A team from Intel including Sunil Mahawar, Yih Leong Sun and Jeff
Adams have already presented their work
at the latest OpenStack summit in Boston:
Independently, we have been working on our own OpenHPC clusters as
one of our scientific cluster applications on the SKA performance prototype system, and
I'm going to share some of the components we have used to make this
project happen.
os_images_list:
# Build of OpenHPC image on a CentOS base
- name: "CentOS7-OpenHPC"
elements:
- "centos7"
- "epel"
- "openhpc"
- "selinux-permissive"
- "dhcp-all-interfaces"
- "vm"
env:
DIB_OPENHPC_GRPLIST: "ohpc-base-compute ohpc-slurm-client 'InfiniBand Support'"
DIB_OPENHPC_PKGLIST: "lmod-ohpc mrsh-ohpc lustre-client-ohpc ntp"
DIB_OPENHPC_DELETE_REPO: "n"
properties:
os_distro: "centos"
os_version: 7
os_images_elements: ../stackhpc-image-elements
---
# This playbook uses the Ansible OpenStack modules to create a cluster
# using a number of baremetal compute node instances, and configure it
# for a SLURM partition
- hosts: openstack
roles:
- role: stackhpc.cluster-infra
cluster_name: "{{ cluster_name }}"
cluster_params:
cluster_prefix: "{{ cluster_name }}"
cluster_keypair: "{{ cluster_keypair }}"
cluster_groups: "{{ cluster_groups }}"
cluster_net: "{{ cluster_net }}"
cluster_roles: "{{ cluster_roles }}"
Authenticating our users: On this prototype system, we currently
have a small number of users, and these users are locally defined within
Keystone. In a larger production environment, a more likely scenario would
be that the users of an OpenStack cloud are stored within external
authentication infrastructure, such as LDAP.
Equivalent user accounts must be created on our OpenHPC cluster. Users
need to be able to login on the externally-facing login node. The users
should be defined on the batch compute nodes, but they should not be able
to login on these instances.
Our solution is to enable our users to authenticate using Keystone on
the login node. This is done using two projects,
PAM-Python and
PAM-Keystone - a minimal
PAM module that performs auth requests using the Keystone API.
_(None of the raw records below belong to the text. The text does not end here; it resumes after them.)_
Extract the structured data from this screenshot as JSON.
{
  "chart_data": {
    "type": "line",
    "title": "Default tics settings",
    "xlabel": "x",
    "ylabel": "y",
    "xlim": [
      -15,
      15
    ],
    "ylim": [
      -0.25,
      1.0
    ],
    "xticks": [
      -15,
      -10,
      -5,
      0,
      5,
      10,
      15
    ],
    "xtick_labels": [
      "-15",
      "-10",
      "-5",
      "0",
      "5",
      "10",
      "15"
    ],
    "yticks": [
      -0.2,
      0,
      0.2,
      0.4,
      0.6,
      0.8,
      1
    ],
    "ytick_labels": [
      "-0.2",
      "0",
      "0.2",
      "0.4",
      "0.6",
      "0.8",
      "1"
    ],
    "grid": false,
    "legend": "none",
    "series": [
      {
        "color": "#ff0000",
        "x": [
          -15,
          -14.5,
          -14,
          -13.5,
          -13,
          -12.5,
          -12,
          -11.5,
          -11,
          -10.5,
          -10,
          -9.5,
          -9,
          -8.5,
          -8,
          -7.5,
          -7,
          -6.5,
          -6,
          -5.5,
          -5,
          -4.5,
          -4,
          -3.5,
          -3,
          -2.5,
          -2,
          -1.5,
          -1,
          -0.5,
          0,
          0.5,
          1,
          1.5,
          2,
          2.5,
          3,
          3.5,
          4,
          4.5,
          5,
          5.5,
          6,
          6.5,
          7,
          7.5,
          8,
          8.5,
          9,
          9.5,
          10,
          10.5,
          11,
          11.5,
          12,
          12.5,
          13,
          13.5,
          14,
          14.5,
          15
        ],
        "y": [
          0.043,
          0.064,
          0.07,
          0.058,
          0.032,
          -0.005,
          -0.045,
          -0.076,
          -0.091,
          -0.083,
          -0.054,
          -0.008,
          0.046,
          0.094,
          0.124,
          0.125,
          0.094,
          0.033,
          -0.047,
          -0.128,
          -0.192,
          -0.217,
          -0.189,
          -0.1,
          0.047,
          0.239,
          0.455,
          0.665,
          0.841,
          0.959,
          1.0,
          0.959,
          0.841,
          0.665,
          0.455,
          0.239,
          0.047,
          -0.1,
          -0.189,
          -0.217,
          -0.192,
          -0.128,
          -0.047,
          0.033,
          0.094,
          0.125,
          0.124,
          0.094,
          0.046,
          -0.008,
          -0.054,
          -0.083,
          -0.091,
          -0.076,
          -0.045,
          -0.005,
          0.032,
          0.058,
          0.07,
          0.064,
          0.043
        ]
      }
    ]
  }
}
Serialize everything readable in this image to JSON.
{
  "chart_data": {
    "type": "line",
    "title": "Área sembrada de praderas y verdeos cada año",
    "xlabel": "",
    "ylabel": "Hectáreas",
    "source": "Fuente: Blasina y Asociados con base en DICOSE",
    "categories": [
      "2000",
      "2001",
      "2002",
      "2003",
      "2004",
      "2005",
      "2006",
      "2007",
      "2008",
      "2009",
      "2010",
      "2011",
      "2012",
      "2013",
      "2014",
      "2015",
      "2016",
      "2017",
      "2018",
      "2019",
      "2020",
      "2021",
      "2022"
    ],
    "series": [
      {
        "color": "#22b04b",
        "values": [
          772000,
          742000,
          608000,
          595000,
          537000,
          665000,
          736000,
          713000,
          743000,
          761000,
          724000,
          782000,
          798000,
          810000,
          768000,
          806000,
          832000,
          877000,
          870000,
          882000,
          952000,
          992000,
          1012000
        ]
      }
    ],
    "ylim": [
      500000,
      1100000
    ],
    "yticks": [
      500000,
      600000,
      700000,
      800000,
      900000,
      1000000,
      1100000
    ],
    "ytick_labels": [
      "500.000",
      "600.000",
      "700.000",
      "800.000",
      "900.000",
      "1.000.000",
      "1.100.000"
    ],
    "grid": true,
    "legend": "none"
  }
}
Using this, our users benefit from common authentication on OpenStack and
all the resources created on it.
Access to cluster filesystems: OpenHPC clusters require a common filesystem
mounted across all nodes in a workload manager. One possible solution here
would be to use Manila, but our
bare metal infrastructure may complicate its usage. It is an area for future
exploration for this project.
We are using CephFS, exported from our local Ceph cluster, with an all-SSD
pool for metadata and a journaled pool for file data. Our solution defines
a CephX key, shared between project users, which enables access to the CephFS
storage pools and metadata server. This CephX key is stored in Barbican. This appears to be an area where
support in Shade and Ansible's
own OpenStack modules
is limited. We have written an Ansible role for retrieving secrets from
Barbican and storing them as facts, and we'll be working to package it and publish
on Galaxy in due course.
Converting infrastructure into platform: Once we have built upon the
infrastructure to add the support we need, the next phase is to configure and
start the platform services. In this case, we build a SLURM configuration
that draws from the infrastructure inventory to define the workers and controllers
in the SLURM configuration.
Adding Value in a Cloud Context
In the first instance, cloud admins recreate application environments,
defined by software and deployed on demand. These environments
meet user requirements. The convenience of their creation is
probably offset by a slight overhead in performance. On balance,
an indifferent user might not see compelling benefit to working
this way. Our OpenHPC-as-a-Service example described here largely
falls into this category.
Don't stop here.
Software-defined cloud methodologies enable us to do some more
imaginative things in order to make our clusters the best they
possibly can be. We can introduce infrastructure services for
consuming and processing syslog streams, simplifying the administrative
workload of cluster operation. We can automate monitoring services
for ensuring smooth cluster operation, and application performance
telemetry as standard to assist users with optimsation. We can
help admins secure the cluster.
All of these things are attainable, because we have moved from
managing a deployment to developing the automation of that deployment.
Reducing the Time to Science
Our users have scientific work to do, and our OpenStack projects
exist to support that.
We believe that OpenStack infrastructure can go beyond simply recreating
conventional scientific application clusters to generate Cluster-as-a-Service
deployments that integrate cloud technologies to be even better.